WHAT'S our mission?

To disrupt racial and economic segregation in the Bay Area by building a diverse, integrated, and loving youth community at summer camp that will continue back in the city during the school year.


How will we achieve that?

At camp, our youth will grow in three major areas, all of which contribute to breaking down racial and economic barriers. After camp, they will apply these skills in leadership projects back in their home institutions and communities. These core skills are:

  • Intercultural Competence: Build meaningful relationships with one another 
  • Social-Emotional Learning: Develop empathy for each other's experience 
  • Leadership: Collaborate and take action with youth from a diversity of backgrounds 


theory of change



1. Develop three core skills at camp




2. build integrated youth community in the city




3. advocate for integration and equity at home





Summer camps have been shown to build leadership and social-emotional skills, and have been studied as successful sites of inter-group contact theory, a primary intervention for reducing racial bias. We also went to camp as kids and appreciate that it can be a powerful socializing force and totally magical.
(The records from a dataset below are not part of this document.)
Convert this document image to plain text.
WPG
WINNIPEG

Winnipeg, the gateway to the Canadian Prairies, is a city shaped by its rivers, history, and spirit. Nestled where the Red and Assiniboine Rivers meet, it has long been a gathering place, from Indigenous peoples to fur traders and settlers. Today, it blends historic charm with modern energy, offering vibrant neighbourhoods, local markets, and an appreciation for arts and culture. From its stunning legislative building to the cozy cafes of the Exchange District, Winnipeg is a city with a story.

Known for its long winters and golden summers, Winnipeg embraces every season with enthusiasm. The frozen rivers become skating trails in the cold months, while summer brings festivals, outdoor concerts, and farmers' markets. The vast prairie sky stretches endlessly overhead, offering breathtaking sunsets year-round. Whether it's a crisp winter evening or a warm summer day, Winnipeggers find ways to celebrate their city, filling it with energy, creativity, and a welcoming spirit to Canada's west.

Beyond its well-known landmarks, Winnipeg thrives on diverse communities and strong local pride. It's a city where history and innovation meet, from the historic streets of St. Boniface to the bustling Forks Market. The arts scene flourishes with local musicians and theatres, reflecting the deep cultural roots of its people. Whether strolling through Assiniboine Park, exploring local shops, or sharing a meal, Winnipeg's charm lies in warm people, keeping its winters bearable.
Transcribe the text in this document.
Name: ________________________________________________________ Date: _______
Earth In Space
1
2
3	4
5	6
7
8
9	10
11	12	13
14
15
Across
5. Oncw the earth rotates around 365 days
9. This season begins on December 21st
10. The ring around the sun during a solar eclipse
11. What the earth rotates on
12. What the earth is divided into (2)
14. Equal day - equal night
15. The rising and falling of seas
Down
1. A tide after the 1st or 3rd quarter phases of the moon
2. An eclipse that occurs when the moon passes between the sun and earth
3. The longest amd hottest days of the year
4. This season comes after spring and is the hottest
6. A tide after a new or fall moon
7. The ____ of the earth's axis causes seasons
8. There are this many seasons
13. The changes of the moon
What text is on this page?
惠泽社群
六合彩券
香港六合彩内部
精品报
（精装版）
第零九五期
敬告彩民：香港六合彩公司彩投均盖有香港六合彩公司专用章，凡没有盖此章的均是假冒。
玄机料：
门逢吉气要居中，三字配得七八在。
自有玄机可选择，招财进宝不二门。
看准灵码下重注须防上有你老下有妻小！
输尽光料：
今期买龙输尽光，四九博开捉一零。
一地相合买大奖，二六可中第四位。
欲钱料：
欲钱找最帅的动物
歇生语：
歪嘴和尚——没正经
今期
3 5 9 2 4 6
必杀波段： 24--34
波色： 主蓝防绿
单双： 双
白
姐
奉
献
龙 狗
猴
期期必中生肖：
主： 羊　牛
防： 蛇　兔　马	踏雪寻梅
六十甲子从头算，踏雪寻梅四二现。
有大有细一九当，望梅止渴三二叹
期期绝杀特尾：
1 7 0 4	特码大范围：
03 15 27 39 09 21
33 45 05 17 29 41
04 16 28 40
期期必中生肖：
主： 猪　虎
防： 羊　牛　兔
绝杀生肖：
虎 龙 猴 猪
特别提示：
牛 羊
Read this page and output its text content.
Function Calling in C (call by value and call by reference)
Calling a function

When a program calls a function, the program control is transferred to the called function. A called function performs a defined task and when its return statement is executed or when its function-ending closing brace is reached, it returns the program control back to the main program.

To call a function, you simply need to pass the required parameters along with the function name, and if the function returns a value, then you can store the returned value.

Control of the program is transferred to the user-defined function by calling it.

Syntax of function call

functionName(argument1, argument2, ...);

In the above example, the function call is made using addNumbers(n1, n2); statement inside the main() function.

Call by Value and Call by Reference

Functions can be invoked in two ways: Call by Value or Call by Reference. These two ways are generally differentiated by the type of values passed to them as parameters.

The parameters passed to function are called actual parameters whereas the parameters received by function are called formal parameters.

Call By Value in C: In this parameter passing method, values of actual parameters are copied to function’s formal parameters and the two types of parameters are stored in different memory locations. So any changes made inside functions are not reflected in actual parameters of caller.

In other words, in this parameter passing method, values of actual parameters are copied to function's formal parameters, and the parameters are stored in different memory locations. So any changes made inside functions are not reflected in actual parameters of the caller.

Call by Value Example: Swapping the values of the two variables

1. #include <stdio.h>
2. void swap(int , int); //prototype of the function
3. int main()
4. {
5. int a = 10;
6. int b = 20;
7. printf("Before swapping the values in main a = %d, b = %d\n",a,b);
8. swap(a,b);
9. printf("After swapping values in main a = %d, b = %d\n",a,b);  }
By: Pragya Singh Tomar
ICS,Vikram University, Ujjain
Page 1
Camp Common Ground serves rising 6th-9th graders from middle schools throughout the Bay Area. We intentionally bring together youth from families of different means, which allows us to bring kids to camp who otherwise could not afford to go, and to provide everyone with a uniquely diverse experience. In this way, we can be financially sustainable as we focus on providing the best program we can. 



We are collaborating with researchers at UC Berkeley Graduate School of Education and the Greater Good Science Center to measure growth in leadership, social-emotional, and inter-cultural skills. We also care deeply about the social cohesion that remains in the group post-camp and the leadership projects the campers deploy back home.


what's the vision?

Our vision is that Bay Area schools and neighborhoods are integrated communities, where youth and adults of different cultural backgrounds don’t view one another as “the other.” Instead, they see themselves in community with one another, working together to address social inequities. To move towards this change in the greater Bay Area, Camp Common Ground plans to cultivate its own community of youth (Commoners), adult leadership, families and supporters to represent the values and habits that we will see one day across the Bay Area. Within the next 5 - 10 years, this will look like:


Commoners: As a result of our program, each Commoner (Camp Common Ground youth) will seek to understand differences between themselves and other Commoners of a different cultural background while also seeing themselves in community with them.  Instead of viewing them as “the other”, Commoners will respect cultural differences and have the skills to understand how one’s perspective is informed by their identity. They recognize that stereotypes are socially-constructed, lead to harmful biases, and can be challenged.  Commoners do the personal work required to challenge stereotypes they may have about “the other.”  As they continue in middle school and enter high school and college, they will: (a) speak out as upstanders when they see that a social norm excludes someone because of their identity, and (b) lead efforts at their schools and communities that intentionally bring people from different backgrounds together into community.  


Families:  The relationships between Commoners connect communities that may otherwise be segregated. As a result of a Commoners’ efforts, families join the Camp Common Ground community and learn about the families of other Commoners. In turn, the families break down cultural barriers between one another, in the same way that our Commoners do. Outside of Camp Common Ground events, families keep in regular touch with one another. Families support their Commoners in the work that they do around integration by ensuring that Commoners are present at all Common Ground events.

Adult Leadership and Supporters: As we develop as a Common Ground team, each adult, whether they be on staff or on the Board, identifies areas in their personal or work lives where norms exclude some members of community. Just as Commoners do, each adult leader works to disrupt those norms in their own contexts.